As another note, although the regression lines in the graph are clearly not parallel, when we regress logged GDP and region against ladder score in a linear regression model with interaction and look at the summary output, we find that none of the interaction terms are significant.
We can also perform principal component analysis to visualize how the specific geographic regions are associated (and in what way) with the variables of logged GDP, social support, healthy life expectancy, freedom to make life choices, generosity, and perceptions of corruption.
From this biplot, we can see some clusters of geographical regions, such as Sub-Saharan Africa and Western Europe, which were also noticeable in the scatterplot above, further underscoring the similarity of the countries within those clusters. Looking at the variable arrows, logged GDP, social support, healthy life expectancy, and the freedom to make life choices all point to the left, where a mix of regions reside, meaning those regions tend to have higher levels of those variables while countries in Sub-Saharan Africa, for instance, tend to have lower values of the variables. Simiilar logic can be applied to the other variables, and thus, this plot helps us glean a better understanding of how the geographical regions tend to be associated with these variables.

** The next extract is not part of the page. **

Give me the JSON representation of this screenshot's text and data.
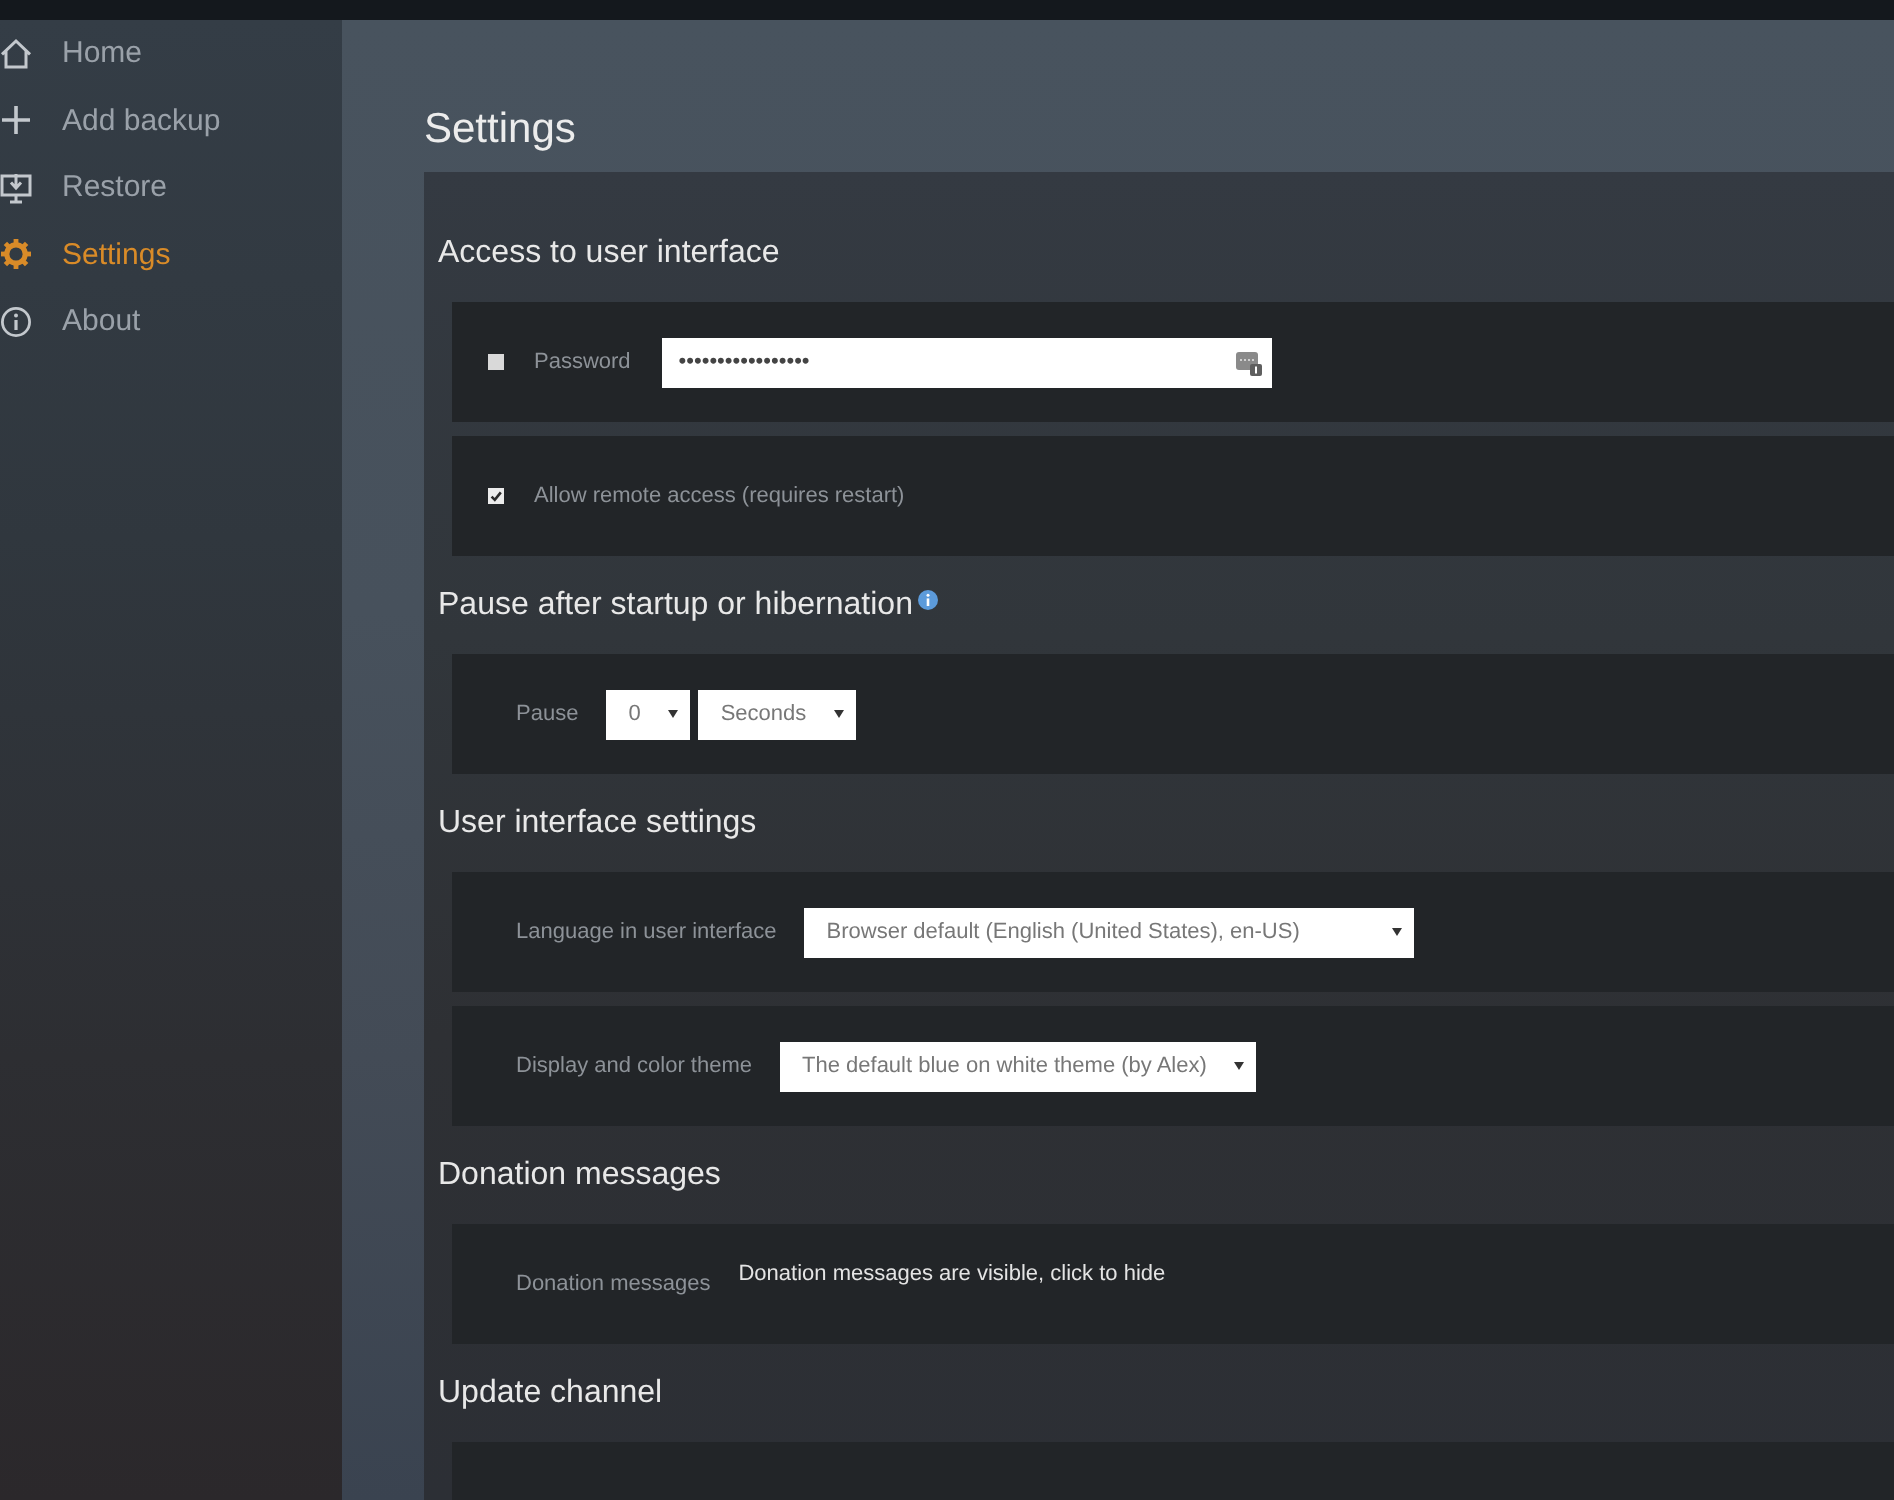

In general, we can see that countries in Sub-Saharan Africa and South East Asia tend to have lower happiness scores. We also find that logged GDP per capita is significantly correlated with the happiness score. It would be interesting to look at how these scores change given the push for vaccination in the United States but also for countries such as India, which is suffering from a devastating second wave, and Colombia, which is in the middle of major protests against a COVID-19 tax reform bill and police response to the protests. We would most likely anticipate that countries with ready access to vaccines would see an improvement in happiness scores, while those who do not will probably have scores that continue to decline or remain the same.